Contents
Monitoring Alarms
A monitoring alarm is an alert that signals a problem discovered in Co-browse Server. Co-browse Server produces predefined and generic monitoring alarms.
Predefined monitoring alarms include:
- Heap Memory Usage
- GC Frequency
- GC Latency
- Inactive Sessions
- Jetty Thread Pool Usage
- Server Response Time
- Agent Side Render Latency
The criteria Co-browse Server uses to detect and cancel a problem depend on the monitored metric's specified threshold.
Thresholds
A threshold is the basic element used to implement all generated monitoring alarms.
Each threshold is described by the following parameters:
- JMX metric
- Threshold type, predefined or generic
- Related option in the metrics section of the Co-browse Server's configuration
- Log Event ID for detect event
- Log Event ID for cancel event
Predefined thresholds
Alert generations use predefined thresholds when threshold parameters like metric, Detect Log ID, and Cancel Log ID are predefined and cannot change through configuration.
Generic Thresholds
Generic thresholds let you dynamically set thresholds on any registered metric of type counter, histogram, or timer.
Configuring Monitoring Alarm Reports
You can configure the Logging Reporter and the Message Server Reporter to report monitoring alarms.
Logging Reporter
You can report alarms in the logging subsystem using the logging reporter. The logging subsystem is configured in the log section of Co-browse Server configuration.
All alarms that detect events are reported in log messages with level [ERROR] while all alarms that cancel events have level [WARN].
Detection alarms come in two types:
- fatal alarms with alarm log level
- standard alarms with standard log level
Cancellation alarms correspond to a trace log level.
Message Server Reporter
Starting with release 8.5.002, Co-browse Server supports a Message Server reporter you can use to display alarms in the Active Alarms section of Genesys Administrator. By reporting alarms in Active Alarms, you simplify application monitoring and avoid detailed logging that can affect system performance.

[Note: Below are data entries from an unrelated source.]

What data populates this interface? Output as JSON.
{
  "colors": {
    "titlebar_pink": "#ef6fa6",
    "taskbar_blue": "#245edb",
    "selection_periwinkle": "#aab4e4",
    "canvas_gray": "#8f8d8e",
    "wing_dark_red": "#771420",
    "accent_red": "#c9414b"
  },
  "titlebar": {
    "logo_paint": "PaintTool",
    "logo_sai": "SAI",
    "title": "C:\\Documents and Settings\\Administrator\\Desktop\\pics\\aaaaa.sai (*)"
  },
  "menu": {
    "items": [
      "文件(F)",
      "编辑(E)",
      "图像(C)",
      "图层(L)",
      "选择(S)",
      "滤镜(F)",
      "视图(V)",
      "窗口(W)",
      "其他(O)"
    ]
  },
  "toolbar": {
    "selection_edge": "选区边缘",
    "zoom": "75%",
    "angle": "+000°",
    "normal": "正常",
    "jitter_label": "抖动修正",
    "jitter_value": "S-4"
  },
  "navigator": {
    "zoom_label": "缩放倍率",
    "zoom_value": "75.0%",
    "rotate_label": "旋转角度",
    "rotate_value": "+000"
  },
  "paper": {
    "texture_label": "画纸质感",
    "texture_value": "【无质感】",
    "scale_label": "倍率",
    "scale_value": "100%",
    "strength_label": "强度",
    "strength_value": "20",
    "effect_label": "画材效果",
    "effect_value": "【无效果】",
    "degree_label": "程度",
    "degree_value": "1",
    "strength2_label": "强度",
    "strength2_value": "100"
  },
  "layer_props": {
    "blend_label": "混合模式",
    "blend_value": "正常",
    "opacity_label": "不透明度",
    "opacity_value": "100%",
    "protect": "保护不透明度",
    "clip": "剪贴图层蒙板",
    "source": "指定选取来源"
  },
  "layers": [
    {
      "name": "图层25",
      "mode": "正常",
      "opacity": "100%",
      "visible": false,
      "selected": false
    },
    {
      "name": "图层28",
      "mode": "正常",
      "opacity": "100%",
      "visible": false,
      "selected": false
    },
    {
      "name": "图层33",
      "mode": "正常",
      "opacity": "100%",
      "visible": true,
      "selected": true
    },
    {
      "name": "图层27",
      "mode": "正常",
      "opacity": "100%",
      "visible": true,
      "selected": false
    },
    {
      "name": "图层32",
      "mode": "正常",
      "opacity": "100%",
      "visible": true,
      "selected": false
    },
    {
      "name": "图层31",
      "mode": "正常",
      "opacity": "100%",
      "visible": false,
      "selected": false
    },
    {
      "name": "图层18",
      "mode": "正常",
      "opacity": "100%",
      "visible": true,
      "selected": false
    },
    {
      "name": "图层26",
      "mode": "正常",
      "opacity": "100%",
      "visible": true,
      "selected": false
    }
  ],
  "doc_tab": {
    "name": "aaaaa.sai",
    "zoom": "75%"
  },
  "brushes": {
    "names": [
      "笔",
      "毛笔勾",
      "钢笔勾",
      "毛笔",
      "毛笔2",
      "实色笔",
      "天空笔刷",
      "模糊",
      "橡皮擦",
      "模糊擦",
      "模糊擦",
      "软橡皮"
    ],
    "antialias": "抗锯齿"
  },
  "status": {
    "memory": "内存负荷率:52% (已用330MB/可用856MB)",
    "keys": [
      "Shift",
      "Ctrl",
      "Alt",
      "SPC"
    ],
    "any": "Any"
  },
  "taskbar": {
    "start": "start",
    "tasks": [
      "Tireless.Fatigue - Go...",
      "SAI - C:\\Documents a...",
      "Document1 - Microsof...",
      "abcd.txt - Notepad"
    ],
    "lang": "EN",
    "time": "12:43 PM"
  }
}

Configuring Monitoring Alarms
Alarms are log messages reported according to the configured log subsystem. To report a particular alarm in Active Alarms, you must configure:
- Message Server Reporter
- Alarm Condition object
- related threshold option in the server application
You can see the dependencies between Alarm Condition objects and related application server configuration options in the Co-browse Alarms Configuration Table.
Configuring Message Server Reporter
To configure Message Server reporter, specify the following:
-
Message Server Application:
In the messages section, set db_storage to true.
-
Co-browse Cluster Application:
- Add a connection to the Message Server application.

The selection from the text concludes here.